Let $Y_1,Y_2,\dots$ be independent Bernoulli variables, so $P(Y_1=1)=1-P(Y_1=0)=p$ and $\tau =min\{n:Y_n=1\}$ a stopping time.
Consider the Martingale $$X_n=\frac{\exp(s\sum_{k=1}^n Y_k)}{(1-p+pe^s)^n}.$$ I need to show $E(X_\tau)=1$ and to conclude that $E(u^\tau)=\frac{pu}{1-u+pu}$.
In order to show that $E(X_\tau)=1$, I used that $\{X_{\tau \land n}\}$ is a martingale and that $E(X_{\tau \land n})=E(X_1)$.
I observed that $1-p+pe^s$ is the moment-generating function so it is $E(e^{sY_1})$. It follows that $$E(X_1)=E\left(\frac{e^{sY_1}}{1-p+pe^s}\right)=\frac{E(e^{sY_1})}{E(e^{sY_1})}=1.$$ I am not sure if I can use $\lim_{n\to \infty}E(X_{\tau \land n})=E(X_\tau)=1$. Furthermore, I do not know how to conclude $E(u^\tau)=\frac{pu}{1-u+pu}$. I am not even sure how to approach this problem or formally compute $E(u^\tau)$
You can get $E[u^{\tau}]$ directly (without martingale arguments) as $$E[u^{\tau}] = \sum_{i=1}^{\infty} u^i p(1-p)^{i-1}$$ but of course this is only finite for certain values of $u$. You can also compute $E[X_{\tau}]$ directly without martingales, notice that $\sum_{k=1}^{\tau} Y_k = 1$.
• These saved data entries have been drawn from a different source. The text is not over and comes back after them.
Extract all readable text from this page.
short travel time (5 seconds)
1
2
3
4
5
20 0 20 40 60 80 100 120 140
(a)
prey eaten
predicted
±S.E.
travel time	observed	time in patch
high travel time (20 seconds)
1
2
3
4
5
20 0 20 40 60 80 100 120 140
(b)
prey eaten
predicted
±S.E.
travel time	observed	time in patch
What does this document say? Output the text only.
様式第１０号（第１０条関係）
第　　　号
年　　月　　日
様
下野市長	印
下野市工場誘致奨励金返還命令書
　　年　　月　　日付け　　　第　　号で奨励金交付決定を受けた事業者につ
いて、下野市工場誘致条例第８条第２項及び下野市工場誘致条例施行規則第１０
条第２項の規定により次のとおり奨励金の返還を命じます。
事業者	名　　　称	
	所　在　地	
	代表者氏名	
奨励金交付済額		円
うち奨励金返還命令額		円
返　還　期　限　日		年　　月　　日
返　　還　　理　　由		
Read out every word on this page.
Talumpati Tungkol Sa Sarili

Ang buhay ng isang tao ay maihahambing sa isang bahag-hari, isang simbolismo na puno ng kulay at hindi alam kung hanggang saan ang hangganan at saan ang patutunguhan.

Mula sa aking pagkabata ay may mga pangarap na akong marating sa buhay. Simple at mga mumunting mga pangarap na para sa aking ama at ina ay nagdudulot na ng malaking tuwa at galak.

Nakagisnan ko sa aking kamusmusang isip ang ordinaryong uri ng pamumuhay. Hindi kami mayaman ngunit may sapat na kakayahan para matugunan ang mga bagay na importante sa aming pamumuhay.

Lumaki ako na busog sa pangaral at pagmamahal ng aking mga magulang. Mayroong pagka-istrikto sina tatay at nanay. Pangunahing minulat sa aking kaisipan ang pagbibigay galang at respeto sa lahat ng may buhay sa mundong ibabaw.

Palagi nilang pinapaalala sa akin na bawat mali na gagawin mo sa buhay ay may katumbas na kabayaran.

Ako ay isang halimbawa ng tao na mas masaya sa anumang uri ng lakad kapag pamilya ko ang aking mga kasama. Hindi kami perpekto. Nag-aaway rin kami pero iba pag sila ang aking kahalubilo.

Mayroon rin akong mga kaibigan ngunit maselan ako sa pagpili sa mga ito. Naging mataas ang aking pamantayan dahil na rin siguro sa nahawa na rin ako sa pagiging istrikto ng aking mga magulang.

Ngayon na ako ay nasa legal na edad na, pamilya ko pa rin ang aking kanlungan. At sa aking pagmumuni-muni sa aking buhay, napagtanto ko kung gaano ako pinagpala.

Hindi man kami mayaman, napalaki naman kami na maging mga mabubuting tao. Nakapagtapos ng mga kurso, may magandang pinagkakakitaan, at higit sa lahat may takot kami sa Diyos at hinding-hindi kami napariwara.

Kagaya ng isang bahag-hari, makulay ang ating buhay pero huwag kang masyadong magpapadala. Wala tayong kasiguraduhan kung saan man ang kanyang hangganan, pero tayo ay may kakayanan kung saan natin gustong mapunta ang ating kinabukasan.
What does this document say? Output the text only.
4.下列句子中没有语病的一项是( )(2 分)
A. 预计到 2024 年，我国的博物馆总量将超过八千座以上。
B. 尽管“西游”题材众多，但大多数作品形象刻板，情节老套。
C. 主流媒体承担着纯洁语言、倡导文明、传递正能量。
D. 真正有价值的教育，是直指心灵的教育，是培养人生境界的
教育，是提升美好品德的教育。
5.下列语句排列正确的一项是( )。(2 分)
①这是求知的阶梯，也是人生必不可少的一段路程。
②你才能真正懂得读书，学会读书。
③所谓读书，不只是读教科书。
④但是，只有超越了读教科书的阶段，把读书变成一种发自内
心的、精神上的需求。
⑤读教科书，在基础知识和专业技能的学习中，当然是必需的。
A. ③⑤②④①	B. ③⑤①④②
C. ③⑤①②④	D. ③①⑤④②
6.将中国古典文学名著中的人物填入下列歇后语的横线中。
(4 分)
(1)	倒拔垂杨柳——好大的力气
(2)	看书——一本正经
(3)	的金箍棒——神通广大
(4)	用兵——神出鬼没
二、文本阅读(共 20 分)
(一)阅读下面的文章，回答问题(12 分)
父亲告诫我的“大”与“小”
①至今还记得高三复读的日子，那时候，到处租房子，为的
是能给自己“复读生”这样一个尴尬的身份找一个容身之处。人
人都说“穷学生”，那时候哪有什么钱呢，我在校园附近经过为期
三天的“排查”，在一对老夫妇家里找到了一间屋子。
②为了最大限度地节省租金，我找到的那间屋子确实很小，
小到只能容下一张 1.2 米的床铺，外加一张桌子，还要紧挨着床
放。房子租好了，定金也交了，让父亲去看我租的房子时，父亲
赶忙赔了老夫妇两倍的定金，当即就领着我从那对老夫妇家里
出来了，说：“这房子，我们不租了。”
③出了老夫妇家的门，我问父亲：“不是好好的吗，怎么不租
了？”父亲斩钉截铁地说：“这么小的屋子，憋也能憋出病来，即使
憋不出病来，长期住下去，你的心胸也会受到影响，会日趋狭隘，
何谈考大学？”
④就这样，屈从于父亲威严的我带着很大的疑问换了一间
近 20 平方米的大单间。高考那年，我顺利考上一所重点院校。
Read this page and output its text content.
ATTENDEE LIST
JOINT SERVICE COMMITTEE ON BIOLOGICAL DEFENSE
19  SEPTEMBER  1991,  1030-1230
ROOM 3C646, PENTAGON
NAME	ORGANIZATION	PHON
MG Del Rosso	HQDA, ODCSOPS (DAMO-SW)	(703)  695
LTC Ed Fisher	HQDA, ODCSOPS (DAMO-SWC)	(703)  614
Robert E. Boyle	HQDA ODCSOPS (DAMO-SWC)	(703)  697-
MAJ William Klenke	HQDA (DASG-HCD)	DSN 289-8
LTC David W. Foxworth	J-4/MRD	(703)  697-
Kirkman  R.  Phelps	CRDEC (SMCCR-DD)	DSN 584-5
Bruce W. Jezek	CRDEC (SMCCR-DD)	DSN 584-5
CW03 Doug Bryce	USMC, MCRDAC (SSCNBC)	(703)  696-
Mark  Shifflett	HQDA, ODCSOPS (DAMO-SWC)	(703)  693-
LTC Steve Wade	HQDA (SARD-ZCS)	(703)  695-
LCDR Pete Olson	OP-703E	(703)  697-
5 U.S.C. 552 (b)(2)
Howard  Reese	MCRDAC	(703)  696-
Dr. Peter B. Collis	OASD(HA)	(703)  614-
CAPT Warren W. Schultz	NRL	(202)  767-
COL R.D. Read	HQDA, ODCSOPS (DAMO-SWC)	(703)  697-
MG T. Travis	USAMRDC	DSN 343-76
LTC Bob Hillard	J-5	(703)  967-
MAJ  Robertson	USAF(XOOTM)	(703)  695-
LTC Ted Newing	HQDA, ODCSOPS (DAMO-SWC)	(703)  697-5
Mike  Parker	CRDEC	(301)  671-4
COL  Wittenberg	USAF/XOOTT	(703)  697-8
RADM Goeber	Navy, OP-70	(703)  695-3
PS: Assuming $s \geq 0$ then $$(1-p+pe^s)^n\geq (1-p+pe^s) \quad, \forall n \in\{1, 2, 3, ...\}$$
So if you really want to push the limit $\lim_{n\rightarrow\infty}$ through the expectation $E[X_{\tau \land n}]$, then you can use $$0 \leq X_{\tau \land n} \leq \frac{e^s}{1-p+pe^s} \quad, \forall n \in\{1, 2,3, ...\}$$ so you can use the Lebesgue dominated convergence theorem to justify the push.